I broke up with yoga.

I broke up with yoga.
It wasn’t yoga, it was me.
I needed a change.
I just wasnt getting what I needed from the relationship.
I was in a rut and had to get out……fast.

I must admit that for quite some time my relationship with yoga was a bit abusive. Somewhat tumultuous. I was constantly using and abusing everything that it had to offer me.

For a time my practice was purely physical. No emotion at all. What I wanted was to get a workout out of my practice. To move through a sweaty, vinyasa flow and feel like I really worked my body. If I didn’t get that, I felt like I wasted my time. I was pissed off. I wanted to leave my mat completely drenched in sweat, exhausted and with a sense of accomplishment. It was nothing for me to practice 5-6 times a week and sometimes more than once a day just to get that feeling. I focused more on having a physically demanding practice. I pushed myself to get into the challenging postures with no regard of how my body would respond. I would do every single posture in order to get the “most” out of my workout and by the time savasana came around my mind was on overdrive and I would get anxiety from all the crap going on in my head.
I never allowed myself to be open and vulnerable enough in my practice. To actually let emotions come up and deal with those as I moved through the asanas. I continually held back anything negative that wanted to surface. I just flat out didn’t want to deal with any of that. All I wanted was to burn some calories and sweat.

And that is when I got into my rut.
I hit a wall. I didn’t want to practice anymore. My body was worn out and I was constantly in pain. I was in the chiropractor’s office every week getting adjusted and my body started to feel foreign to me. I was pissed off and angry all the time. My mind was constantly running and I couldn’t figure out how to quiet it. I was completely disconnected from who I was and who I wanted to be and what I should be getting out of my time on my mat.

So, I took a break. I spent some time reflecting on my practice over the past few years and how much it had evolved.
I remembered when I would step on my mat needing to deal with whatever shit life had dealt me. I would find this amazing connection to my breath, body and practice and when the physical practice was over and I lied in savasana, I would be overwhelmed with peace and calmness. Everything would dissolve and I would know in that moment that everything is going to be okay.
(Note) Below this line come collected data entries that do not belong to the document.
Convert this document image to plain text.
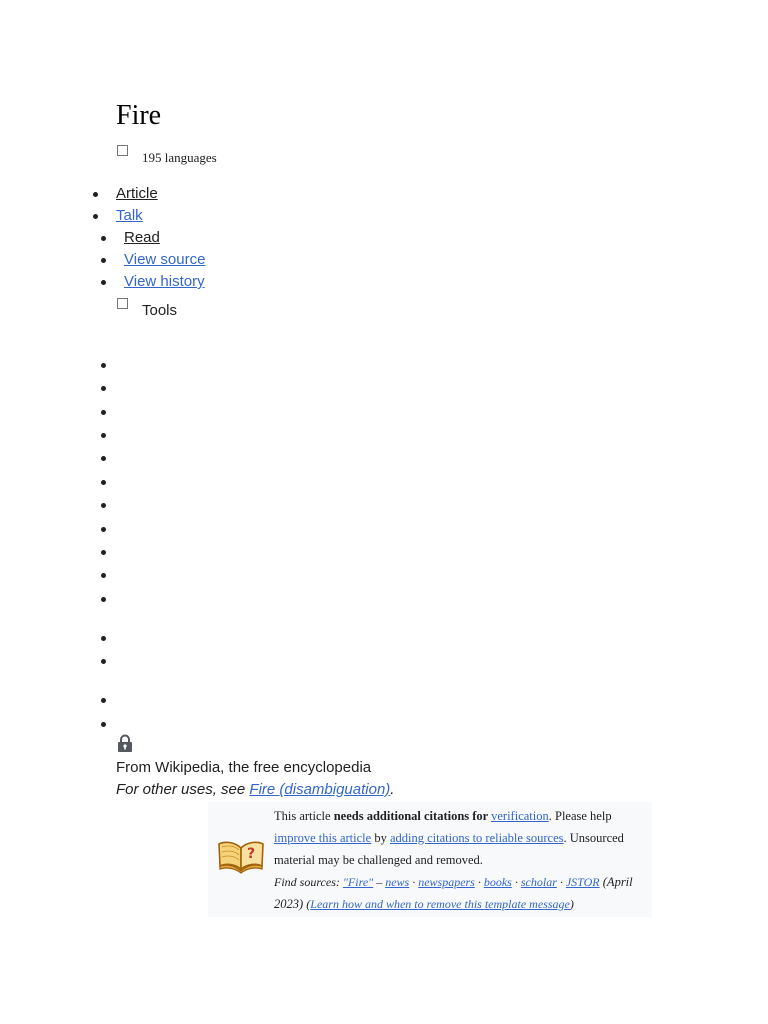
Fire
195 languages
Article
Talk
Read
View source
View history
Tools
From Wikipedia, the free encyclopedia
For other uses, see Fire (disambiguation).
?
This article needs additional citations for verification. Please help improve this article by adding citations to reliable sources. Unsourced material may be challenged and removed.
Find sources: "Fire" – news · newspapers · books · scholar · JSTOR (April 2023) (Learn how and when to remove this template message)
I treated my practice exactly how it should be treated: as a work in, not a work out. It’s a time for us to take everything that life has given us, holding on to what we need to and letting go of what we dont. To find acceptance, patience, peace, comfort, strength, openness, whatever it is that we are looking for, and to forget about everything else. It has absolutely nothing to do with how many calories we burn or how great our abs look. Those are all great things and are terrific by-products of the physical asanas but they are by no means the reason why we step on the mat. If anyone tells you that, shame on them. And shame on me for even thinking that is what my practice should be about.

I lost my way.

And i knew I needed to make a change quickly. I needed to go back to the root of my practice. To get clear on what my physical practice meant to me. I started to ask myself “how do I want to feel when I leave my mat?” I realized that what I wanted to gain from my yoga practice had nothing to do with the physical aspects of it but everything to do with what I was craving emotionally and spiritually. My mat is my psychologist, my lover, my best friend, my god, at times a complete stranger and occasionally my own worst enemy all wrapped into one. It’s a place I go to figure shit out. To marinate on things and to connect with my beliefs of who I am, what I want, how I want to feel and to throw away everything that gets in the way of me getting closer to my truth.

So, I decided to get back on my mat. But this time I would take things nice and slow. Not expecting anything serious to happen at first. Just flirting with what might come up when I let go of what my practice should look like or how physical it needed to be in order for me to feel “accomplished”. ​ My practice has changed drastically. I don’t get on my mat as often as I once did. I’ve learned that I only need it a couple of times a week. Not every single day. And I’ve learned to listen to what my body wants and to ignore whatever my ego is shouting at me.
There are times when I may not leave child’s pose for half the class and other days I am moving around all over my mat popping up into handstand after handstand. Adrenaline yogi. Endorphin yogi. Chill yogi. Vinyasa yogi.Restorative yogi. Regardless of what yoga hat I have on each time I’m on my mat, I finally understand what its all about. Why I practice.

Its about connection.
Connecting to myself.
To others.
To my truth.
To my breath.
To my physical body .
To the core of my soul and the light in my heart.

Sure, I still crave a sweaty, physically demanding practice from time to time. I seek that challenge and like to be pushed to my edge. But if it doesn’t make my heart go pitter patter and light my fire, I’m not interested. I’ve learned to listen more to what I need. Meditation and journaling have helped me get in tune with the core of my soul and what it is yearning for every single day. I have completely fallen in love with my practice again. It’s a damn good feeling.